Objective financial advice and tax guidance can help you plan for the growth of your practice. Plan to set aside money for quarterly tax installments and ask a CPA to help you capture any tax efficiencies available to you.

You’ll also want to consider how to financially structure your practice. Incorporating is costly and complex but offers tax savings and investment opportunities. It can also enable your partner to be involved in your practice with employee shareholder options that allow for income-splitting to reduce taxes.

Depending on your personal family situation and financial needs, you can opt to pay yourself a salary, receive dividends, or combine these two options. A salary allows for RRSP contribution room but you’ll need to pay employee and employer portions of CPP contributions. Your salaried income as an individual is taxable, but it’s also a business expense that’s deductible for your corporation.

If you opt for dividends, you’ll benefit from a lower tax rate individually but it won’t be a deductible tax expense nor create room for RRSP contributions. You will, however, be exempt from CPP contributions.
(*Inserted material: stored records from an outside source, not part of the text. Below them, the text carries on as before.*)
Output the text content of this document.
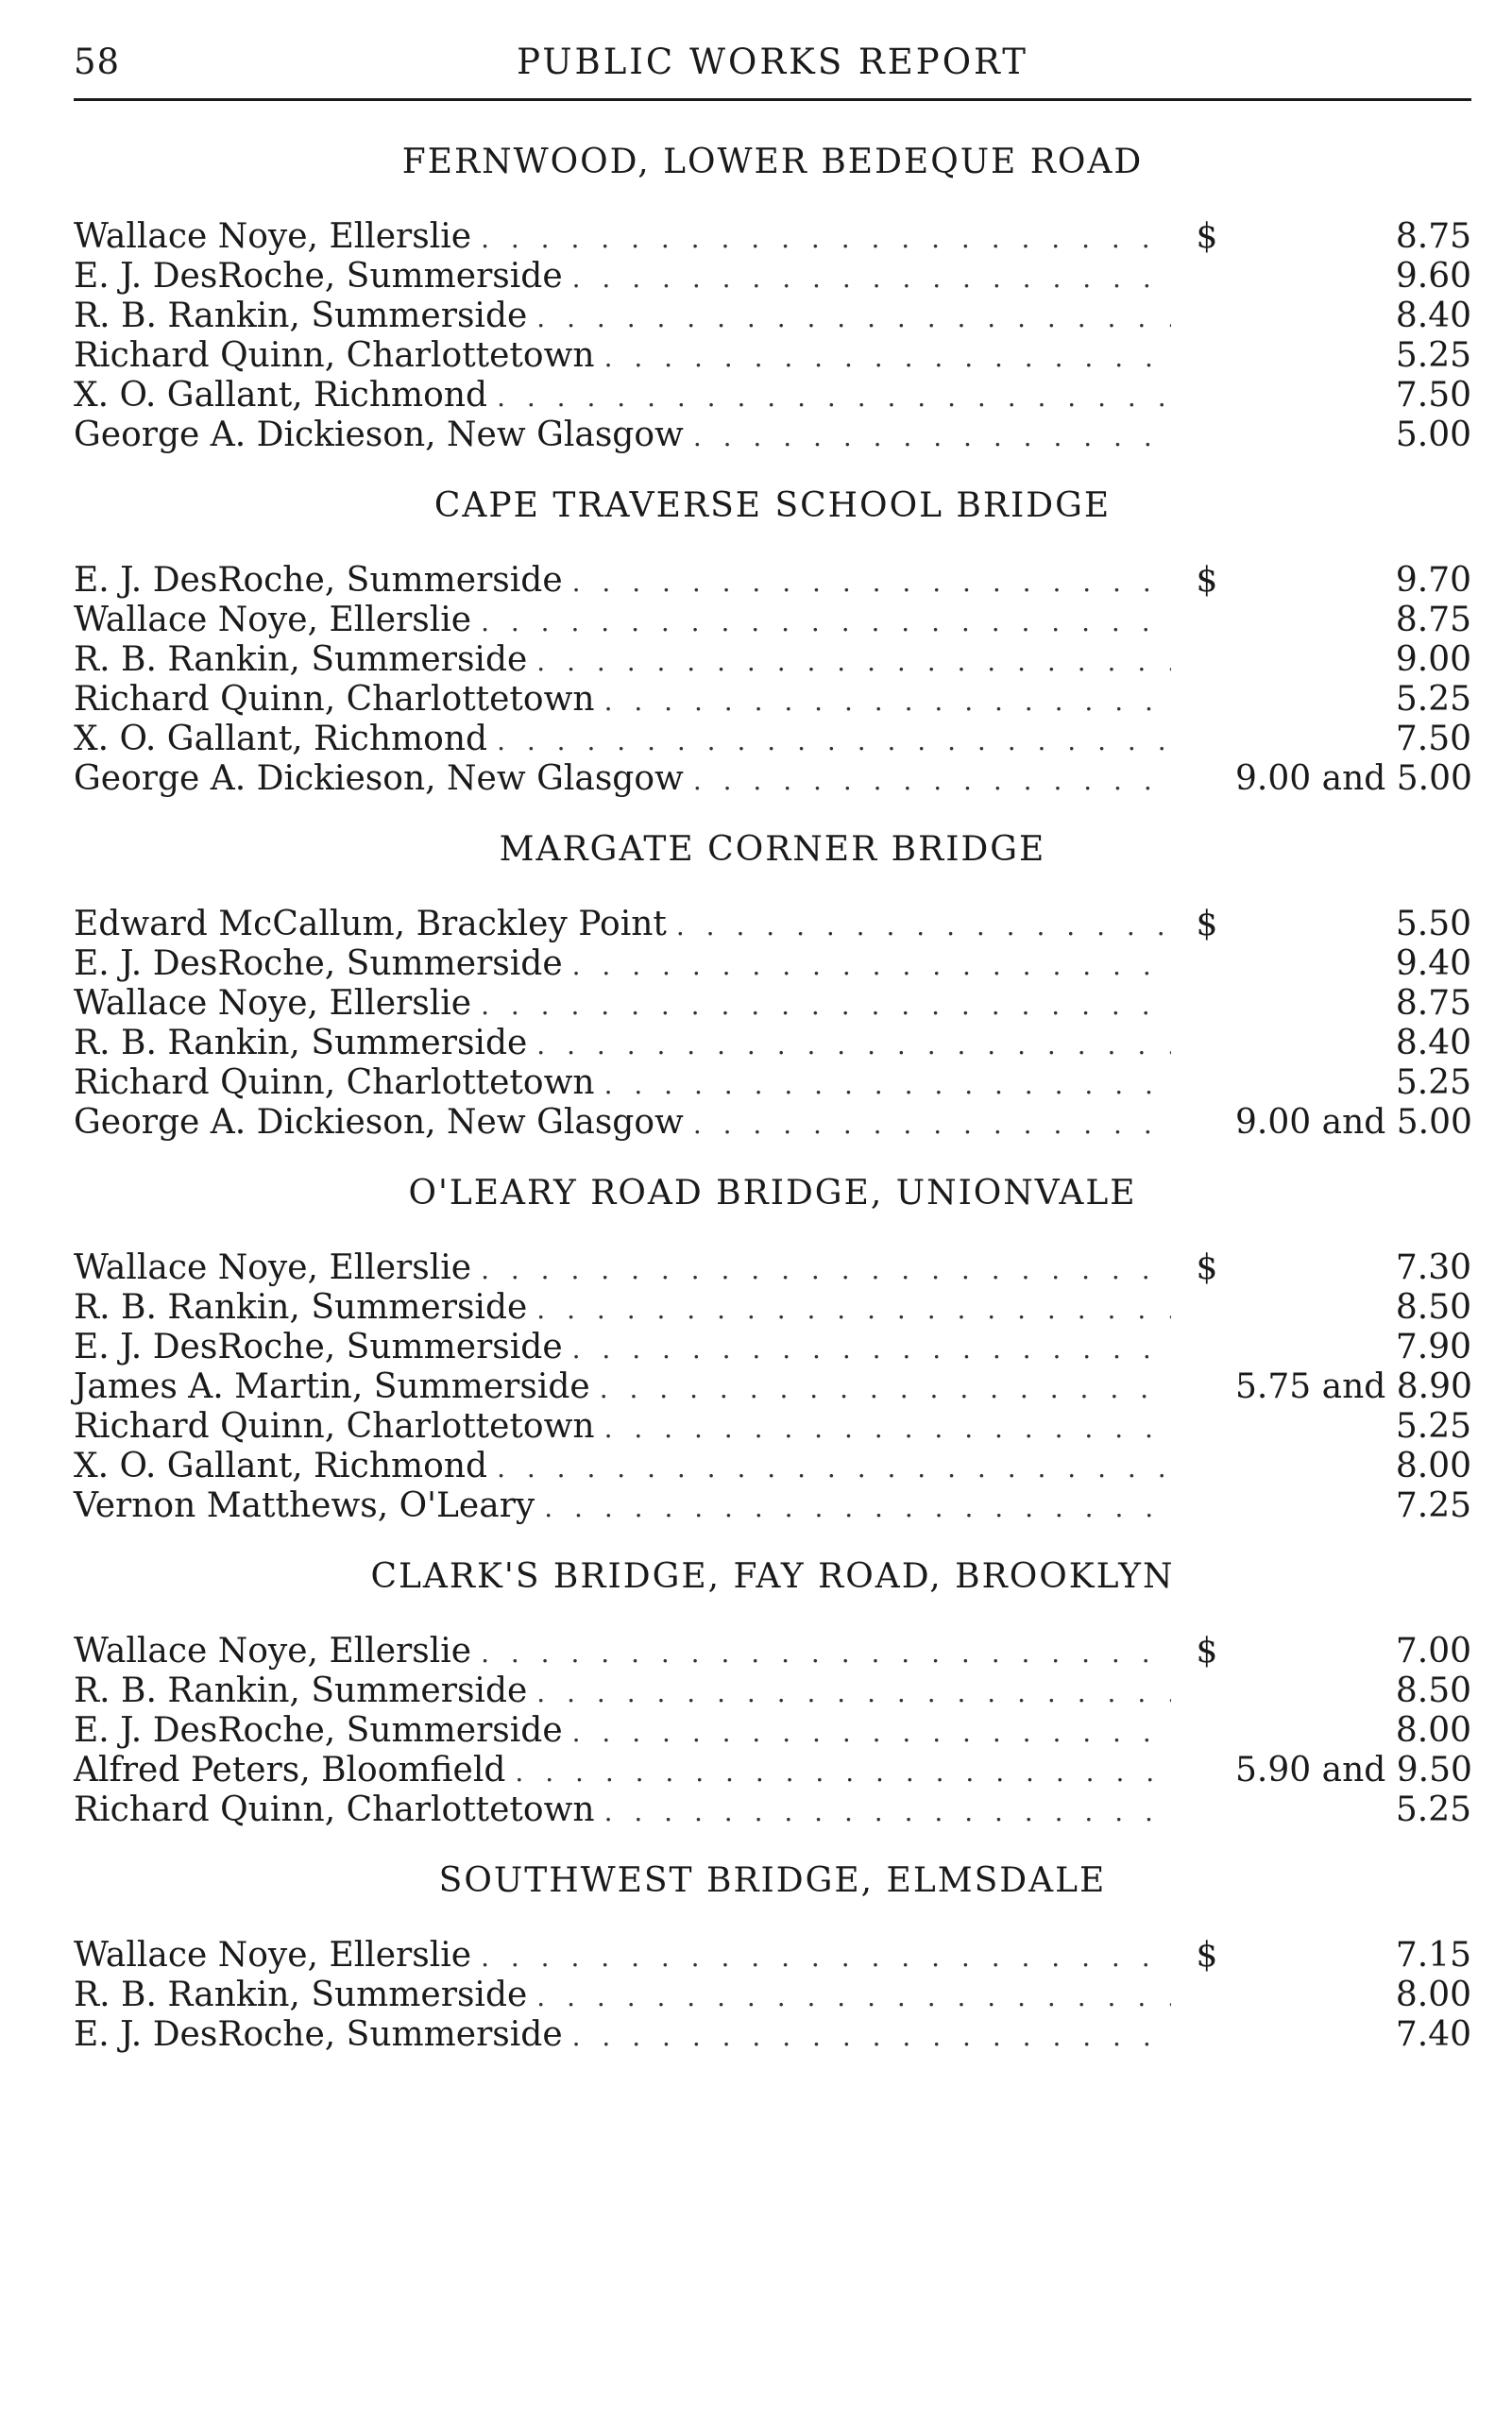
58	PUBLIC WORKS REPORT
FERNWOOD, LOWER BEDEQUE ROAD
Wallace Noye, Ellerslie . . .	$	8.75
E. J. DesRoche, Summerside . . .	9.60
R. B. Rankin, Summerside . . .	8.40
Richard Quinn, Charlottetown . . .	5.25
X. O. Gallant, Richmond . . .	7.50
George A. Dickieson, New Glasgow . . .	5.00
CAPE TRAVERSE SCHOOL BRIDGE
E. J. DesRoche, Summerside . . .	$	9.70
Wallace Noye, Ellerslie . . .	8.75
R. B. Rankin, Summerside . . .	9.00
Richard Quinn, Charlottetown . . .	5.25
X. O. Gallant, Richmond . . .	7.50
George A. Dickieson, New Glasgow . . .	9.00 and 5.00
MARGATE CORNER BRIDGE
Edward McCallum, Brackley Point . . .	$	5.50
E. J. DesRoche, Summerside . . .	9.40
Wallace Noye, Ellerslie . . .	8.75
R. B. Rankin, Summerside . . .	8.40
Richard Quinn, Charlottetown . . .	5.25
George A. Dickieson, New Glasgow . . .	9.00 and 5.00
O'LEARY ROAD BRIDGE, UNIONVALE
Wallace Noye, Ellerslie . . .	$	7.30
R. B. Rankin, Summerside . . .	8.50
E. J. DesRoche, Summerside . . .	7.90
James A. Martin, Summerside . . .	5.75 and 8.90
Richard Quinn, Charlottetown . . .	5.25
X. O. Gallant, Richmond . . .	8.00
Vernon Matthews, O'Leary . . .	7.25
CLARK'S BRIDGE, FAY ROAD, BROOKLYN
Wallace Noye, Ellerslie . . .	$	7.00
R. B. Rankin, Summerside . . .	8.50
E. J. DesRoche, Summerside . . .	8.00
Alfred Peters, Bloomfield . . .	5.90 and 9.50
Richard Quinn, Charlottetown . . .	5.25
SOUTHWEST BRIDGE, ELMSDALE
Wallace Noye, Ellerslie . . .	$	7.15
R. B. Rankin, Summerside . . .	8.00
E. J. DesRoche, Summerside . . .	7.40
Choosing to blend these strategies allows you to create RRSP room or benefit from CPP contributions to a certain allowable maximum, then top up your earnings with dividends to meet your financial obligations.

One of our CPAs can discuss these options with you and make personalized recommendations based on your unique financial situation and needs.

Planning for Retirement

It’s never too early to plan for your retirement, and physicians who are used to a comfortable standard of living will need to consider how to fund the years after they stop practicing medicine.

This requires a depth of understanding of your own risk tolerance. You’ll want your investments to be diversified in stocks and bonds and make regular contributions to ensure you’ll have accumulated enough wealth in order to maintain your standard of living once retired.

Getting sound financial advice early can help you prepare for your retirement. Depending on where you are in your career, you may also be able to take advantage of a new Medicus Pension Plan for incorporated physicians that’s being launched in 2023 by MD Financial Management Inc. and Scotiabank, or Blue Pier’s pension solution for physicians in British Columbia, Alberta, and Ontario.

Financial Expertise Pays Off

Whether you’re a medical student just embarking on your career or an established physician with a thriving practice, getting tailored financial advice specifically for doctors can set you up for future success. Put our CPAs on your team and make sure your finances are as healthy as you want your patients to be.